The predicted ^{43}\textrm{Sc} yield is extremely low even near the cross-section peak. Even when changing the beam energy or target thickness, the maximum count of scandium does not change significantly. Could this be due to model limitations, insufficient statistics, or incorrect normalization?
Any guidance on estimating isotope production from proton- and alpha-induced reactions in fusion-relevant conditions would be appreciated, particularly on how to correctly calculate the yield of radioisotopes produced in these reactions.
Yes, this is the correct way to score the isotopes.
The output is per primary particle, in your case already per incident alpha particle.
(i) What would be your reference/benchmark point for mentioning that extremely low production of ^{43}Sc?
(ii) Your 25 MeV alpha beam stops in the first 100 um of material, and your Ca target is 25 mm thick. Slight changes in thickness or energy will not change the outcome, unless you change the orders of magnitude for these variables.
(iii) You are also using a LAM-BIAS card with the DCDRBIAS option, but with no second card to define the direction - rendering the usage of the card pointless.
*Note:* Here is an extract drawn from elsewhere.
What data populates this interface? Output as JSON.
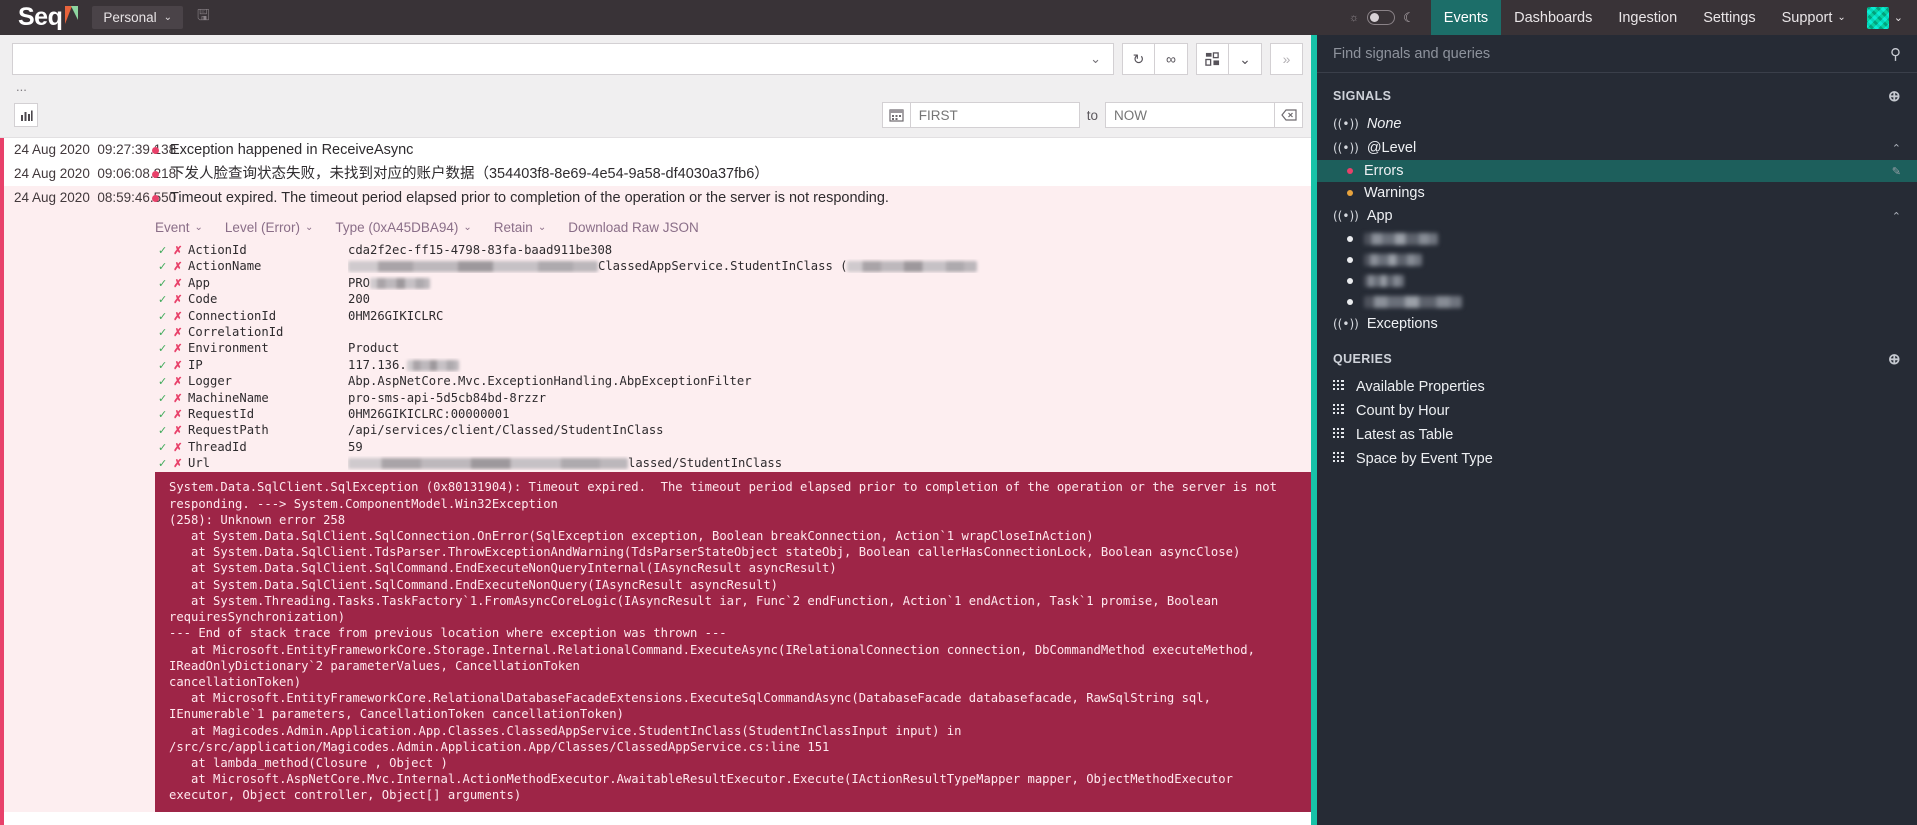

You are on the right track - my main suggestion to you is to investigate why would you expect a higher yield? With the exception of protons, ^{43}Sc has the highest yield from the simulation.
Dear @dprelipc,
The thickness of the calcium we have now defined is 100 micron (earlier it was 2.5 mm). However, the alpha particles seem to be penetrating through the target without fully stopping. In this case, we are not getting any output for RESNUCLEi (as shown in the attached image), which makes it appear that there is little or no interaction with the target. How should I correctly read and interpret the outputs in the sum.lis and tab.lis files for RESNUCLEi? My aim is to study the production of radioisotopes from the ^{40}\mathrm{Ca}(\alpha,p)^{43}\mathrm{Sc} reaction and calculate its yield. Could you suggest the correct workflow to obtain this? Thank you.
The reason why your file is empty is because of your additional AUXSCORE card. Remove it, and you will have the output as before.
If you want to bias/artificially increase the yield, you can use a LAM-BIAS card, as you are now using in your input file in your second answer.
To interpret the results of the [RESNUCLEi card](file:///usr/local/fluka/doc/html/chapters/description_input/description_options/resnucle.html), please have a look at note 10. There is a python script fluresnucle_formatter.py which can help you.
That being said, you are already using the correct workflow to obtain what you want, and the current output already confirms this (see below). Again, my question to you is: why do you expect to see a higher yield than this?